By RASNA WARAH
UN Secretary-General Ban Ki-moon’s recent announcement that the UN Political Office for Somalia (UNPOS) will relocate from Nairobi to Mogadishu has generated fears that the office – established in 1995 to advance the cause of peace and reconciliation in Somalia – will not be effective in bringing about stability in the country.
Last month, more than 200 members of Somalia’s Transitional Federal Parliament urged the UN Secretary-General to remove the current head of UNPOS, Augustine Mahiga, who they accuse of lacking “capacity and vision beyond the transitional period”.
Similarly, the Washington-based Somali National Alliance wrote a letter to Mr Ban protesting the corruption, nepotism and lack of competent staff at the UNPOS offices in New York and Nairobi.
The Alliance’s executive director Osman D. Osman believes that growing mistrust between the UN and Somalis is due to the perception that UN staff and local implementing partners have shady deals with each other, and that instead of improving the situation in the country, UN operations in Somalia are hindering development and disempowering local institutions.
Donors give millions of dollars to the UN for its projects in Somalia every year. Yet the country has little to show for it.
Somalia’s Prime Minister Abdiweli Mohamed Ali, in a recent interview with the UK’s Telegraph newspaper, referred to the UN as an “entrenched interest group” that had exaggerated the scale of the suffering in Somalia in order to drum up donations, a charge that the UN has vehemently denied.
The truth is that there is little oversight over how donor funds allocated for Somalia are spent because there is a general lack of effective auditing and monitoring, thanks partly to the fact that big donors such as the European Union are not mandated to monitor UN projects. It is assumed that the UN will monitor itself, which in itself is problematic.

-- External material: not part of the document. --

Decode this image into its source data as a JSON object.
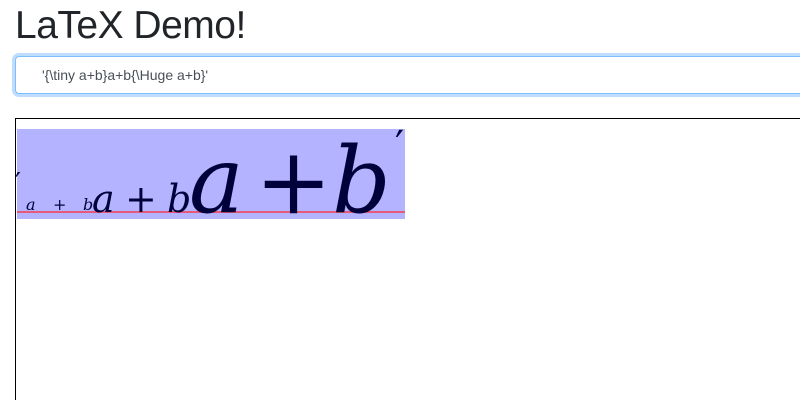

In addition, most UN projects in Somalia are managed from Nairobi, ostensibly because of the insecurity posed by Al-Shabaab and other militia.
Thus these projects are left in the hands of local NGOs, many of which are perceived to be corrupt. There is also a lack of credible national institutions that could play an oversight role.
Afyare Abdi Elmi in his book, Understanding the Somalia Conflagration notes that the international community’s efforts in Somalia have been mostly unsuccessful because they ignore home-grown initiatives and traditional institutions.
He says that though the UN says it consulted relevant stakeholders when it produced the UN Transition Plan for Somalia, the plan is largely the product of bureaucrats based in Nairobi.
The idea that the UN and international NGOs based in Nairobi run the show in Somalia is not as far-fetched as it might seem.
The UN bankrolls the Transitional Federal Government, and is in charge of most of the relief efforts in the country, even if all of its operations are managed from Nairobi.
An MP in the current government (who did not wish to be named) told me that “Somalia is under UN rule, but no one is willing to talk about it openly”.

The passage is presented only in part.